Spencer Day

Personal information
- Date of birth: 23 December 1971 (age 54)
- Place of birth: England

Team information
- Current team: Farnborough (manager)

Managerial career
- Years: Team
- 2007–2011: Chertsey Town
- 2011–: Farnborough

= Spencer Trethewy =

English football manager and property developer

Spencer Day, also known as Spencer Trethewy, is an English businessman and football manager who is manager of club Farnborough.

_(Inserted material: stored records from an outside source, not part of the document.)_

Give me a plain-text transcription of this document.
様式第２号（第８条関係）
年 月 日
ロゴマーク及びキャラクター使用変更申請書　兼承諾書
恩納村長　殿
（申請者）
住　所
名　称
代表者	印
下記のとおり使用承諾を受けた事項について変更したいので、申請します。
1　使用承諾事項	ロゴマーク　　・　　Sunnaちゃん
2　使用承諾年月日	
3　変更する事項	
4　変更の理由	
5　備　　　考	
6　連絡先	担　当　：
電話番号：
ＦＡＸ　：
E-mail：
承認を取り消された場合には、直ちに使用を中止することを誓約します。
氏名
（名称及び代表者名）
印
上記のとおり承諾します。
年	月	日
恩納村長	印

Day first attracted national attention in 1990 during Aldershot's financial crisis and has since managed non-league clubs including Chertsey Town and Farnborough.

==Football management==
In 2007 Trethewy, having changed his name to Spencer Day in 1998 taking his mother's maiden name became owner and manager of Chertsey Town. Since 2011 Day has been manager of Farnborough. In 2013, the club entered administration, with debts of around two million pounds with Day being owed around £1m himself from loans to the club.

==Business interests==
Day is reported by The Non-League Paper to have built a substantial company finance investment business holding (managing partner of HH Finance) in the last fifteen years which specializes in residential and commercial holdings worldwide. HH own significant waterfront holdings in Kingston upon Thames according to the Land Registry. Day is known to own at least two superyachts, helicopters, and homes throughout the world. One of his main residences was featured in the Sunday Times "Beyond the brochure" article (1 November 2009) and is listed at £12m. Day was listed as a creditor of the Connaught Income series Fund and operation partner Tuita in 2012 which entered liquidation.

==Legal proceedings==
In 1994, Trethewy was convicted of breaching the Companies Act by running up bills when his airline company was suspended from trading and sentenced to twenty-five months in prison. This was reduced due to some successful appeals to eleven months.